The escalating trade war will significantly curb U.S.-China trade, but it may also increase the long-term likelihood of a trade deal. Bilateral trade will reduce substantially over the next year, with the United States effectively imposing 65% tariffs on all Chinese goods — when adding the two 10% fentanyl tariffs, the 34% reciprocal tariff, and the previously existing 11% effective tariff rate — and China tariffing U.S. goods at 34%, bilateral trade will reduce substantially over the next year. This suggests the economic pain inflicted on both countries, particularly hits to employment and chances of a recession (in the United States' case) or marked growth slowdown (in China's case), will rise. The impact on inflation will likely be more modest. U.S. inflation is still expected to rise just one to two percentage points in 2025. China, meanwhile, would actually welcome a slight uptick in inflation (on the same scale as the United States), given its struggles against structural deflation over the last two years. These higher economic stakes suggest that the probability of negotiations will increase in the medium to long term (i.e., in the next two years) as both countries begin to feel the full impact of their trade war. However, as seen in the last U.S.-China trade deal reached in 2020, it is unclear how much an agreement would actually reduce tariffs as opposed to bearing more temporary fruits, like commitments to not impose new tariffs on each other and to purchase certain goods. Thus, amid sticky tariffs, a greater economic decoupling remains a risk to watch, though the extent of this will depend on the final level of tariffs and the particular combination of concessions in a trade deal.

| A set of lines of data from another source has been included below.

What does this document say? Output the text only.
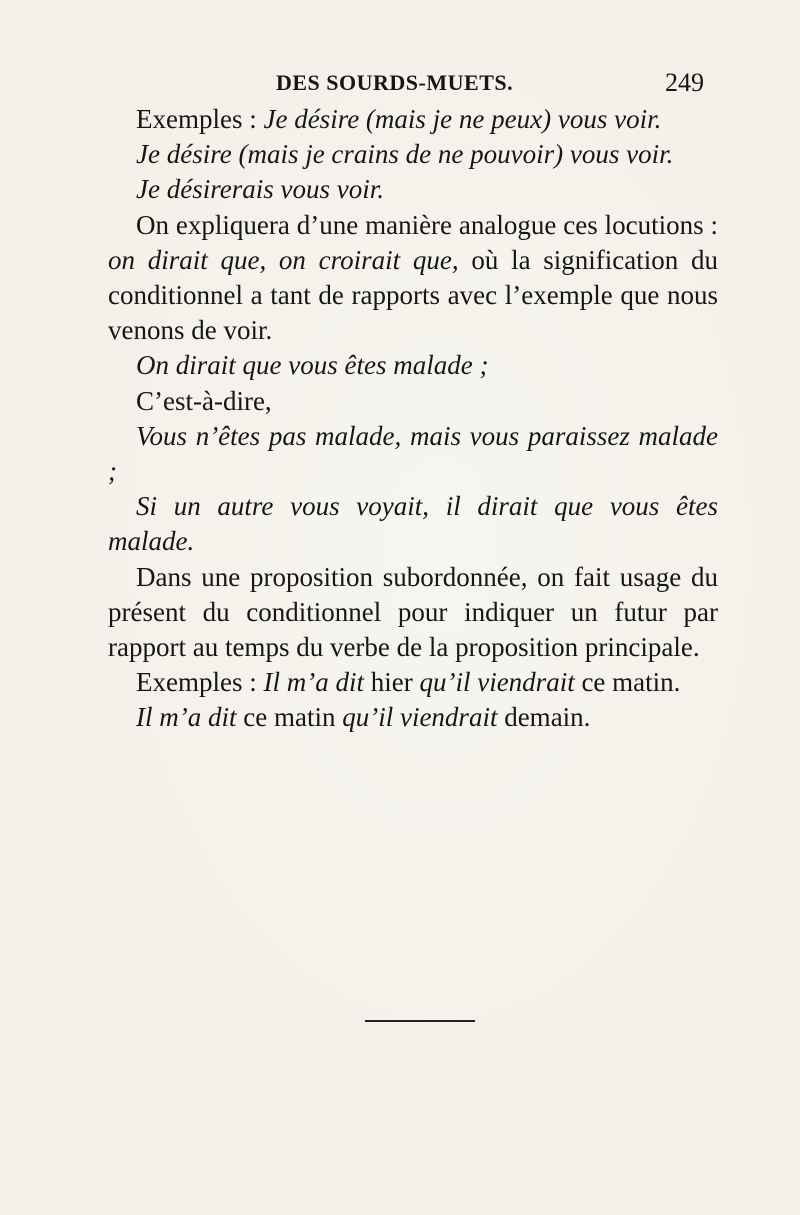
DES SOURDS-MUETS.	249

Exemples : Je désire (mais je ne peux) vous voir.

Je désire (mais je crains de ne pouvoir) vous voir.

Je désirerais vous voir.

On expliquera d’une manière analogue ces locutions : on dirait que, on croirait que, où la signification du conditionnel a tant de rapports avec l’exemple que nous venons de voir.

On dirait que vous êtes malade ;

C’est-à-dire,

Vous n’êtes pas malade, mais vous paraissez malade ;

Si un autre vous voyait, il dirait que vous êtes malade.

Dans une proposition subordonnée, on fait usage du présent du conditionnel pour indiquer un futur par rapport au temps du verbe de la proposition principale.

Exemples : Il m’a dit hier qu’il viendrait ce matin.

Il m’a dit ce matin qu’il viendrait demain.
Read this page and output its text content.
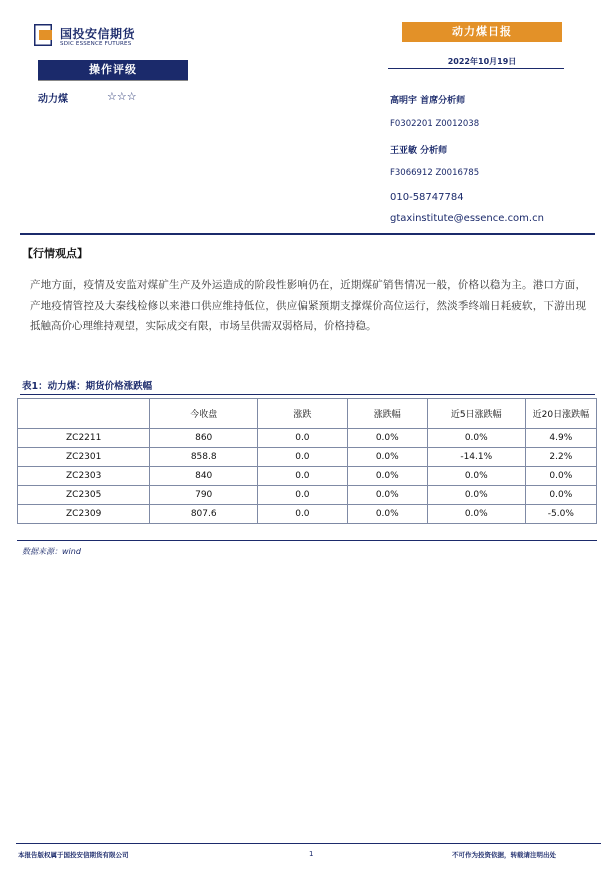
国投安信期货
SDIC ESSENCE FUTURES
动力煤日报
2022年10月19日
操作评级
动力煤	☆☆☆	高明宇 首席分析师
F0302201 Z0012038
王亚敏 分析师
F3066912 Z0016785
010-58747784
gtaxinstitute@essence.com.cn
【行情观点】
产地方面，疫情及安监对煤矿生产及外运造成的阶段性影响仍在，近期煤矿销售情况一般，价格以稳为主。港口方面，产地疫情管控及大秦线检修以来港口供应维持低位，供应偏紧预期支撑煤价高位运行，然淡季终端日耗疲软，下游出现抵触高价心理维持观望，实际成交有限，市场呈供需双弱格局，价格持稳。
表1：动力煤：期货价格涨跌幅
	今收盘	涨跌	涨跌幅	近5日涨跌幅	近20日涨跌幅
ZC2211	860	0.0	0.0%	0.0%	4.9%
ZC2301	858.8	0.0	0.0%	-14.1%	2.2%
ZC2303	840	0.0	0.0%	0.0%	0.0%
ZC2305	790	0.0	0.0%	0.0%	0.0%
ZC2309	807.6	0.0	0.0%	0.0%	-5.0%
数据来源：wind
本报告版权属于国投安信期货有限公司	1	不可作为投资依据，转载请注明出处
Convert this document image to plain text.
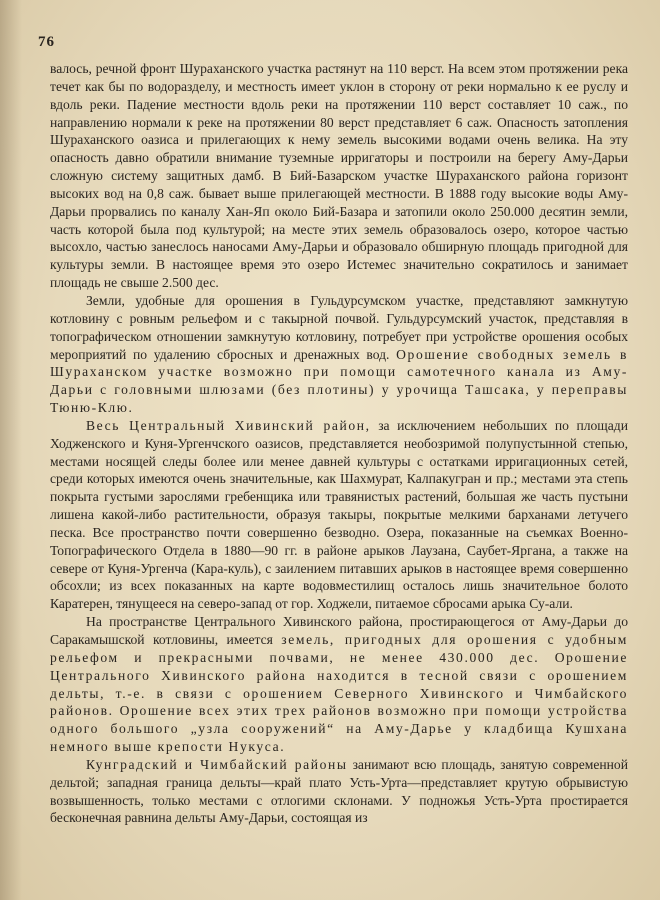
76

валось, речной фронт Шураханского участка растянут на 110 верст. На всем этом протяжении река течет как бы по водоразделу, и местность имеет уклон в сторону от реки нормально к ее руслу и вдоль реки. Падение местности вдоль реки на протяжении 110 верст составляет 10 саж., по направлению нормали к реке на протяжении 80 верст представляет 6 саж. Опасность затопления Шураханского оазиса и прилегающих к нему земель высокими водами очень велика. На эту опасность давно обратили внимание туземные ирригаторы и построили на берегу Аму-Дарьи сложную систему защитных дамб. В Бий-Базарском участке Шураханского района горизонт высоких вод на 0,8 саж. бывает выше прилегающей местности. В 1888 году высокие воды Аму-Дарьи прорвались по каналу Хан-Яп около Бий-Базара и затопили около 250.000 десятин земли, часть которой была под культурой; на месте этих земель образовалось озеро, которое частью высохло, частью занеслось наносами Аму-Дарьи и образовало обширную площадь пригодной для культуры земли. В настоящее время это озеро Истемес значительно сократилось и занимает площадь не свыше 2.500 дес.

Земли, удобные для орошения в Гульдурсумском участке, представляют замкнутую котловину с ровным рельефом и с такырной почвой. Гульдурсумский участок, представляя в топографическом отношении замкнутую котловину, потребует при устройстве орошения особых мероприятий по удалению сбросных и дренажных вод. Орошение свободных земель в Шураханском участке возможно при помощи самотечного канала из Аму-Дарьи с головными шлюзами (без плотины) у урочища Ташсака, у переправы Тюню-Клю.

Весь Центральный Хивинский район, за исключением небольших по площади Ходженского и Куня-Ургенчского оазисов, представляется необозримой полупустынной степью, местами носящей следы более или менее давней культуры с остатками ирригационных сетей, среди которых имеются очень значительные, как Шахмурат, Калпакугран и пр.; местами эта степь покрыта густыми зарослями гребенщика или травянистых растений, большая же часть пустыни лишена какой-либо растительности, образуя такыры, покрытые мелкими барханами летучего песка. Все пространство почти совершенно безводно. Озера, показанные на съемках Военно-Топографического Отдела в 1880—90 гг. в районе арыков Лаузана, Саубет-Яргана, а также на севере от Куня-Ургенча (Кара-куль), с заилением питавших арыков в настоящее время совершенно обсохли; из всех показанных на карте водовместилищ осталось лишь значительное болото Каратерен, тянущееся на северо-запад от гор. Ходжели, питаемое сбросами арыка Су-али.

На пространстве Центрального Хивинского района, простирающегося от Аму-Дарьи до Саракамышской котловины, имеется земель, пригодных для орошения с удобным рельефом и прекрасными почвами, не менее 430.000 дес. Орошение Центрального Хивинского района находится в тесной связи с орошением дельты, т.-е. в связи с орошением Северного Хивинского и Чимбайского районов. Орошение всех этих трех районов возможно при помощи устройства одного большого „узла сооружений“ на Аму-Дарье у кладбища Кушхана немного выше крепости Нукуса.

Кунградский и Чимбайский районы занимают всю площадь, занятую современной дельтой; западная граница дельты—край плато Усть-Урта—представляет крутую обрывистую возвышенность, только местами с отлогими склонами. У подножья Усть-Урта простирается бесконечная равнина дельты Аму-Дарьи, состоящая из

The escalating trade war will likely also prompt China to pursue greater economic stimulus. The elevated U.S. tariffs and the escalatory path of the trade war will likely push Beijing to significantly increase the scale of its ongoing economic stimulus. This will most likely include raising sovereign treasury bond issuances to fund more debt restructuring in the real estate, banking and local government finance sectors, along with more infrastructure projects and more consumer goods subsidy programs. Beijing will likely remain hesitant to engage in what it calls ''flood irrigation stimulus'' (e.g., providing major stimulus checks to households), given concerns about fiscal sustainability and a desire to control the direction of consumption toward supporting exporters of Chinese goods hurt by tariffs. In the unlikely event that Beijing does abandon these constraints on the type and scale of stimulus efforts, however, it could indicate a broader shift in Beijing away from a long-term focus on economic reform and toward policies that will help better weather the current geopolitical storm, no matter the cost (like China's response to the 2008-2009 Global Financial Crisis). This would hurt China's long-term chance of transitioning to a more sustainable growth model based on high-end exports, services and domestic consumption and increase the long-term risk of fiscal crises in the coming decades.